До утра просыпался раз десять и проверял, не забыл ли.
Утром записал.
И тем же утром анализ пришёл – нет дизентерии, острый нервный колит. Доконал себя.
– Отпустите, – говорю. – Буду долечиваться дома. Я погибну здесь.
– Очень вы чувствительный.
Однако отпустили.
Приехал домой. Лежу, в потолок смотрю. Рискнуть, думаю, или нет?
Я стихи писал, пьес никогда не писал, да ещё в стихах. Я же не Шекспир, я просто девушку с горностаем полюбил; и Леонардо, и Александра Иванова, и Василия Ивановича Сурикова. Мне ж пьесу не осилить, а не осилю – брошу. А если осилю, что с ней делать, с этой пьесой, а? А у самого трепет, и, чувствую, лечу, влечёт меня куда-то угрюмая чужая сила, и уходит день… на башнях облаков… певучий след… оставил тихий вечер… – неужели началось, думаю, – уходит день… как горестно… как жалко… ещё один поклон календаря…

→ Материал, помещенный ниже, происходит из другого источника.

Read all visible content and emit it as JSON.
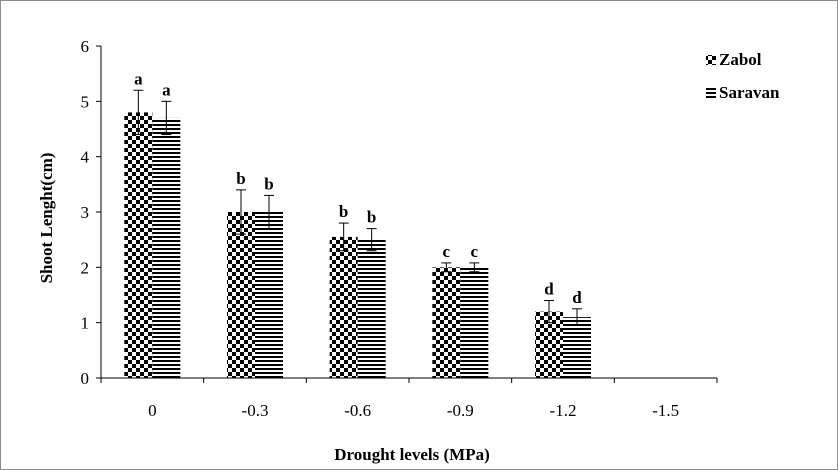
{
  "chart_data": {
    "type": "bar",
    "title": "",
    "xlabel": "Drought levels (MPa)",
    "ylabel": "Shoot Lenght(cm)",
    "categories": [
      "0",
      "-0.3",
      "-0.6",
      "-0.9",
      "-1.2",
      "-1.5"
    ],
    "ylim": [
      0,
      6
    ],
    "yticks": [
      0,
      1,
      2,
      3,
      4,
      5,
      6
    ],
    "grid": false,
    "legend_position": "top-right",
    "series": [
      {
        "name": "Zabol",
        "pattern": "checkerboard",
        "values": [
          4.8,
          3.0,
          2.55,
          2.0,
          1.2,
          null
        ],
        "errors": [
          0.4,
          0.4,
          0.25,
          0.08,
          0.2,
          null
        ],
        "labels": [
          "a",
          "b",
          "b",
          "c",
          "d",
          ""
        ]
      },
      {
        "name": "Saravan",
        "pattern": "horizontal-stripes",
        "values": [
          4.7,
          3.0,
          2.5,
          2.0,
          1.1,
          null
        ],
        "errors": [
          0.3,
          0.3,
          0.2,
          0.08,
          0.15,
          null
        ],
        "labels": [
          "a",
          "b",
          "b",
          "c",
          "d",
          ""
        ]
      }
    ]
  }
}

Ну а дальше – начал эту пьесу писать.
Якушев мне сказал:
…Искусство, конечно, произрастает на почве. Но забывают, что злак хотя и произрастает на почве, однако не порождается ею.
Это раньше думали, что мухи родятся от гнилого мяса. Теперь знают, что мухи родятся от мух.
Поэтому хотя художник и родится в среде, он родится не от среды, а от художества, в нём заключённого, как настоящий учёный родится не от образования, а от ума.
Образование и среда могут только либо помочь, либо помешать развернуться тому, что положено.
Поэтому так часто искусство контрастно к среде, в которой оно возникло, но которой не порождено. Пришла пора ему родиться, и оно родится, когда благодаря, а когда и несмотря на почву. Хотя находятся умники, которые думают, что это не так.